Este heterogêneo 2023 começou com poucas esperanças e uma única certeza doméstica: tudo o mais constante, pelo menos teríamos a virada no ciclo monetário, abrindo caminho para a queda da Selic.
Parece pouco, mas não é.
Às vezes, o mercado só precisa de um bom motivo para subir, especialmente a partir de múltiplos deprimidos.
Muitos investidores ficariam surpresos com quanto dinheiro pode ser movimentado, em questão de dias, com apenas um motivo claro.
E muitos se impressionariam também com o que aconteceria se esse motivo singular fosse retirado abruptamente da pauta.
Não pretendo ser radical aqui, não faz o meu tipo.
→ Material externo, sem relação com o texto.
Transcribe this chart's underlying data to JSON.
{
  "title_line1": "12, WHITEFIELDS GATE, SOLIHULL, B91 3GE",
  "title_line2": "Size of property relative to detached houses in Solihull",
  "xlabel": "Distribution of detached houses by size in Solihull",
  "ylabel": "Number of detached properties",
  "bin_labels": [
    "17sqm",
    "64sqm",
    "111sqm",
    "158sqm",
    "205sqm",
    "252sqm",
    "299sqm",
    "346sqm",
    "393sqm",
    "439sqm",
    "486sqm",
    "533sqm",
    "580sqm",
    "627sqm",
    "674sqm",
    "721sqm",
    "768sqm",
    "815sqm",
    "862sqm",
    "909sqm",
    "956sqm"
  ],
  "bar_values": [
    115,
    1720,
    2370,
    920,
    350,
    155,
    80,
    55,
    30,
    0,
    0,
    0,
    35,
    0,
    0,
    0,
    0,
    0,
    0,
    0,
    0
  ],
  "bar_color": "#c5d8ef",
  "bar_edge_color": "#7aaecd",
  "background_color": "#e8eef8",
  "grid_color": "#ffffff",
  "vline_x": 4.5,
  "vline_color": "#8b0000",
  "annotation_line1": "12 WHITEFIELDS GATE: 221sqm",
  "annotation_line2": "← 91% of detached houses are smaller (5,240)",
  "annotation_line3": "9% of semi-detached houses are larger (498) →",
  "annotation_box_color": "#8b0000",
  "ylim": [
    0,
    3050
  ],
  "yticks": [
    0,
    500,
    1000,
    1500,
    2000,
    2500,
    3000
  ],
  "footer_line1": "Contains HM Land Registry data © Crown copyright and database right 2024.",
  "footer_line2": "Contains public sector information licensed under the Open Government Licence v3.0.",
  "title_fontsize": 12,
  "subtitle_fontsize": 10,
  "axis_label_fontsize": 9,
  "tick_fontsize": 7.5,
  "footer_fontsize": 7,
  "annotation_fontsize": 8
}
A tese de queda da Selic não foi retirada da pauta.
No entanto, precisamos parar por um momento e reconhecer novos parâmetros de rapidez e intensidade, mais parcimoniosos que os anteriores.
Por exemplo: o debate sobre corte de 50 bps vs 75 bps, perfeitamente legítimo até poucas semanas atrás, agora dá lugar a uma disputa bem mais tacanha, entre os 25 bps e os 50 bps.
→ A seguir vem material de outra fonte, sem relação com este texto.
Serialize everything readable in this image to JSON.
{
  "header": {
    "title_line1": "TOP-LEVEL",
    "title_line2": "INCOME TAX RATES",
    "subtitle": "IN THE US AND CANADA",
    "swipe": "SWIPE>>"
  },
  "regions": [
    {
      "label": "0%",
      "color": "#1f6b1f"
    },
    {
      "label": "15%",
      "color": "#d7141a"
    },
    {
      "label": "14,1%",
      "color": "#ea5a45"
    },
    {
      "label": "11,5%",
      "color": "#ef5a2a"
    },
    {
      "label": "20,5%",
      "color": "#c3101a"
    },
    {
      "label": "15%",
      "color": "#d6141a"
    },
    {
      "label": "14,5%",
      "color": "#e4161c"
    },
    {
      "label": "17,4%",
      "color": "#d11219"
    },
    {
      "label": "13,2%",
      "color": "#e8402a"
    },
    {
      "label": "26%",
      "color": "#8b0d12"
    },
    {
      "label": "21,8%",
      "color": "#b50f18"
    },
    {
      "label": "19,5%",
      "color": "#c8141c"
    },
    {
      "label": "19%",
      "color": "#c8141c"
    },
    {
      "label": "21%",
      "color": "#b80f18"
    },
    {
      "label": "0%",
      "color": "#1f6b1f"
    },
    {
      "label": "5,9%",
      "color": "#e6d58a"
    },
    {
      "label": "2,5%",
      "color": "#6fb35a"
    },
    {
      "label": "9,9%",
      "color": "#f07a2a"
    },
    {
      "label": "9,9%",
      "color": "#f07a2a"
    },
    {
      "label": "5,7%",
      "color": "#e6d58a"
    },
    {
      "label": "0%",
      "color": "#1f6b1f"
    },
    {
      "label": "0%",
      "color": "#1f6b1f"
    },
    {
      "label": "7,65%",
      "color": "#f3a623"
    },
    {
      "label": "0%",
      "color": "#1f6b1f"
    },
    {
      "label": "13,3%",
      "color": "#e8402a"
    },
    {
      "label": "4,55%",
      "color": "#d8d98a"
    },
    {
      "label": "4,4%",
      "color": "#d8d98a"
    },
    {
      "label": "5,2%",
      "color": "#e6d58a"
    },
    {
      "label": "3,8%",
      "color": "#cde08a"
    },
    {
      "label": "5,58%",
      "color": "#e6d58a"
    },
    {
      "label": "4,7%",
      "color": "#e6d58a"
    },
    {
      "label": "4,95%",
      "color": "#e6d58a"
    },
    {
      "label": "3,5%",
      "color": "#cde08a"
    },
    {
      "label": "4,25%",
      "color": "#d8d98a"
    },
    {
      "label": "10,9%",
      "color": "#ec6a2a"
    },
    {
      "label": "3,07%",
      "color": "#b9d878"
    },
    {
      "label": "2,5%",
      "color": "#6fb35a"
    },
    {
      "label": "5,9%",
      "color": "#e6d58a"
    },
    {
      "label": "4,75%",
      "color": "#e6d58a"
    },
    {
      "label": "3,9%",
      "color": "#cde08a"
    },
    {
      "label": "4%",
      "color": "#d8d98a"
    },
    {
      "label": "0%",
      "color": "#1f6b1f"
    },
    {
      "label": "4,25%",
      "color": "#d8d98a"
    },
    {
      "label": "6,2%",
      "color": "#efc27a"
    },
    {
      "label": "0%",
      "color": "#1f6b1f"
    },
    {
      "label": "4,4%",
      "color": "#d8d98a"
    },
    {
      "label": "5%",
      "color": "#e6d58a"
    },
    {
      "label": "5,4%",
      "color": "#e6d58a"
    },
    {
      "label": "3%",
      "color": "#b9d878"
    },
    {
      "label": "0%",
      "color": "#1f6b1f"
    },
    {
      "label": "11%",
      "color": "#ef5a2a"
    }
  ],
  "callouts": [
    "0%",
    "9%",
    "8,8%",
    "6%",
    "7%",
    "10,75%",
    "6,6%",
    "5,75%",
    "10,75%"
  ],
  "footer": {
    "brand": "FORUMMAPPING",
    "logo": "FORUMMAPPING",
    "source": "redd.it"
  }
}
Com a abertura furiosa dos Treasuries, limitam-se os graus de liberdade para a política monetária local.
Isso não sou eu que estou dizendo, nem o modelo do Copom. Há outros mensageiros mais assertivos, como o câmbio.
O dólar foi de R$ 4,72 em 30 de julho para os R$ 5,14 atuais. Alta de quase +10% em dois meses; e isso com a balança comercial brasileira batendo recordes de saldo.
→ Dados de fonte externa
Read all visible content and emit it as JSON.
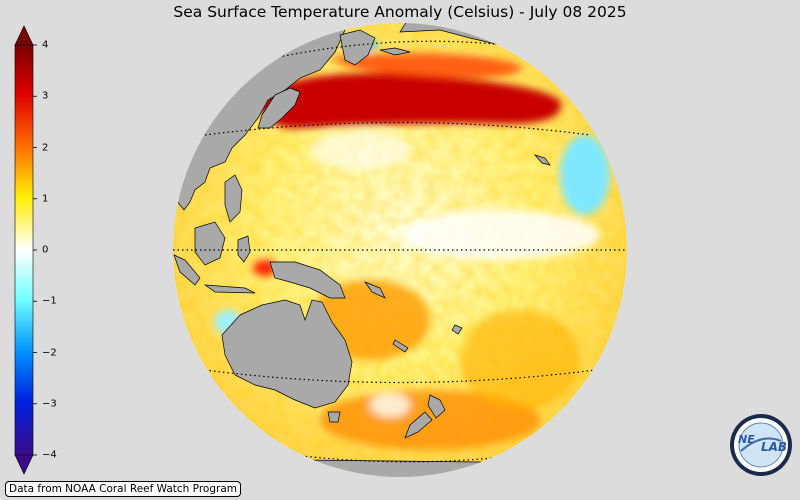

Se os yields de 10 anos dos EUA continuarem perambulando em uma banda de 4,50% a 5,00%, o "ciclo de afrouxamento" terá vida curta por aqui.
É claro que uma Selic de 10% sempre será melhor que uma Selic de 14%, mas a mudança de 14% para 10% está longe de ser transformacional.
Parece muito mais um desaperto do que um afrouxo.
Ainda seguiremos vivendo em um Brasil de juros reais da ordem de 6%, asfixiante para uma série de famílias e empresas que contavam com um alívio logo ali na esquina.
Sem drama, porém.
Essa não é a única realidade possível, e talvez seja uma realidade que carrega no útero as sementes da própria resolução.